Tip Leakage Flow and its Implication on the Acoustic Signature of a Low-Speed Fan
2.1 Noise Generation Mechanisms
Fans and blowers are omnipresent in daily life. They are utilized in large scale Heating, Ventilation and Air-Conditioning (HVAC) systems, automotive cooling systems as well as small scale systems such as electronic cooling systems for home computers. They represent as many sources of noise disturbances.

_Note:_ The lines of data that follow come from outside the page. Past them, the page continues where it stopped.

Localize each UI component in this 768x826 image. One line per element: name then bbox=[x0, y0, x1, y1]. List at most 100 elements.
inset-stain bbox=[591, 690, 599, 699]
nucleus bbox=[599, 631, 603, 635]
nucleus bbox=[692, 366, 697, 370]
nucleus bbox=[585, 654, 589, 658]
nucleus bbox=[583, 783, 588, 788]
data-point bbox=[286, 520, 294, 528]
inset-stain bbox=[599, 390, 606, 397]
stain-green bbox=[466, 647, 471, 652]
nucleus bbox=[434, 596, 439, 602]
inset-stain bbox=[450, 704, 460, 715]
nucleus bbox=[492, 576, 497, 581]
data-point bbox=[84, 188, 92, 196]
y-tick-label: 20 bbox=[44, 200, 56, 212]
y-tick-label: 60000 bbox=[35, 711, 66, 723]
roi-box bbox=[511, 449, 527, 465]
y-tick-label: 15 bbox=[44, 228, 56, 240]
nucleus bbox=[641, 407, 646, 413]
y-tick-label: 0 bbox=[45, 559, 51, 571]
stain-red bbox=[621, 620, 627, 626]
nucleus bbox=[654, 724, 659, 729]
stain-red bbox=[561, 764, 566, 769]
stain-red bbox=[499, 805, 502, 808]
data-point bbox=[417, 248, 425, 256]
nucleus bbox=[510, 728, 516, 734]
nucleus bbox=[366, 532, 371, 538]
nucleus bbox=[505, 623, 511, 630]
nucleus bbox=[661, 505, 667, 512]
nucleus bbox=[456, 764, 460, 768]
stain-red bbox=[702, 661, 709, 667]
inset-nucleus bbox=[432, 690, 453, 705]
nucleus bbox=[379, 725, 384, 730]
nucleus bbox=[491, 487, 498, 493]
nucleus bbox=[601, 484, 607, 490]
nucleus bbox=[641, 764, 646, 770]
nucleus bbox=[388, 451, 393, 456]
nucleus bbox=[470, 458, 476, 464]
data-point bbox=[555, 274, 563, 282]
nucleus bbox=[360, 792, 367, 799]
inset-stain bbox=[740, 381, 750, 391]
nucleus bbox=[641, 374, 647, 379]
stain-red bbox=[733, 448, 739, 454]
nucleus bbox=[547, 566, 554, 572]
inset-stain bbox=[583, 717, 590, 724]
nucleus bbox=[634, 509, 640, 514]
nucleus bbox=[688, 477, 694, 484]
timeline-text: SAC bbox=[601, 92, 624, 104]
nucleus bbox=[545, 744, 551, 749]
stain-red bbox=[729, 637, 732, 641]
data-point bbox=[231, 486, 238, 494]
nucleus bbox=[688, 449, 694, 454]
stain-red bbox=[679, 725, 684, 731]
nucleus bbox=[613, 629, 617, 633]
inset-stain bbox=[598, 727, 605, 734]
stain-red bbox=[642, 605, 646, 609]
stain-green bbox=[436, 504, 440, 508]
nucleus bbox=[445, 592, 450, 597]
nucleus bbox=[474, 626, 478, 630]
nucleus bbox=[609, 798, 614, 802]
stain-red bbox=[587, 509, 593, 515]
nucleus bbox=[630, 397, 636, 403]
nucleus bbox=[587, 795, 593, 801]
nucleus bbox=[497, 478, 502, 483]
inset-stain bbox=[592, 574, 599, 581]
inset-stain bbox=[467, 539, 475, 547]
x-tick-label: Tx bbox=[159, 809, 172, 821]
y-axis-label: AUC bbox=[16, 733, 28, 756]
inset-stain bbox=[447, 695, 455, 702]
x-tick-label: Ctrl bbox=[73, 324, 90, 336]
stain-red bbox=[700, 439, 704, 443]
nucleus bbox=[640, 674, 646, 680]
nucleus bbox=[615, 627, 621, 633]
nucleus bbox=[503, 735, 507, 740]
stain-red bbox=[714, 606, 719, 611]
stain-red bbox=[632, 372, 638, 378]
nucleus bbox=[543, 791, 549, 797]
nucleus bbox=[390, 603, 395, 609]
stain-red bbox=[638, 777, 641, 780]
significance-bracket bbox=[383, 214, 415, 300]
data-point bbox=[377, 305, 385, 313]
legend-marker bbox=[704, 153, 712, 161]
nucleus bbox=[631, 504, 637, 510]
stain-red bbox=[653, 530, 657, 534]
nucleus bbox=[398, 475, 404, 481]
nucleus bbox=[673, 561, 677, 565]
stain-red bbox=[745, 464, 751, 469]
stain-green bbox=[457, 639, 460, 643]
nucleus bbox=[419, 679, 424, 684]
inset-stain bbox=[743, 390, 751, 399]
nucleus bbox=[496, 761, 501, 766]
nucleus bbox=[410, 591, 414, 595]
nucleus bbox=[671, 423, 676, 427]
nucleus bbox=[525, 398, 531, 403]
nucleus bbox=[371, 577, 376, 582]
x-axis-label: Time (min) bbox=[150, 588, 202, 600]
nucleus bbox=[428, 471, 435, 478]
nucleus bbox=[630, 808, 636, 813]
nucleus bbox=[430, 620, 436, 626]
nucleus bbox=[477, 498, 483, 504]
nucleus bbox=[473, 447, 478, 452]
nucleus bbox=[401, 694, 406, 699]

Meanwhile, the health impacts of environmental noise are fast becoming a growing concern. A recent report from the World Health Organization concludes that ”If negative effects on sleep are to be avoided the equivalent sound pressure level should not exceed 30 dBA indoors for continuous noise”. This is a challenge for fan and blower manufacturers. A new generation of both efficient and quiet air moving systems is needed. For that purpose, a better understanding of the noise generation mechanisms in low-speed fans and blowers is required.
Within this scope, a consortium named Ultra High-Efficiency Quiet (UHEQ) Fans has been funded between Michigan State University (MSU), University of Notre Dame (ND) and Université de Sherbrooke (UdeS). The first phase of this consortium, from 2010 to 2015, focused on the collection of experimental data sets. The present phase of the UHEQ consortium aims at using advanced numerical tools together with the available experimental database in order to give a strong understanding of the noise generation mechanisms in blowers and fans.
The fan investigated in this study, dubbed Rotating Controlled Diffusion Blade (RCDB), is a research fan that has been subject to an extensive experimental investigation using the Axial Fan Research and Development (AFRD) test facility at MSU. The AFRD facility consists in a large plenum of 3x3x2 m large, the test fan being mounted in an opening on the ceiling wall. The fan has a diameter of 740 mm, and a 3 mm annular tip clearance with the shroud surface; the blade span is 135.2 mm and the controlled diffusion (CD) profiles forming the blades have a constant chord of 133.9 mm along the span. The RCDB was designed to be modular and is able to accommodate anywhere from 2 to 9 blades. The design flow rate of the fan is 2.31 kg/s and the design rotational speed is 437 RPM. Available experimental data from the AFRD facility includes wall-pressure measurements on the fan blades along the chord for several radial positions. Hot-wire anemometry and PIV measurements were also conducted to provide an in-depth description of the flowfield encountered downstream of the fan. More recently, aeroacoustic measurements were also carried out within the non-anechoic AFRD facility.
For the purposes of this study, the 3-blade RCDB configuration within the full AFRD facility was simulated using a lattice-Boltzmann method (LBM) code to further investigate the entire flowfield around the fan. Three operating points covering the entire stable operating range are covered and a detailed aeroacoustic analysis is carried out in order to especially investigate the role of tip leakage flow on the acoustic footprint. A detailed analysis of the trajectory and of the unsteady behaviour of the tip-leakage flow is performed. The main flow features and their connections with typical acoustic signatures are explained.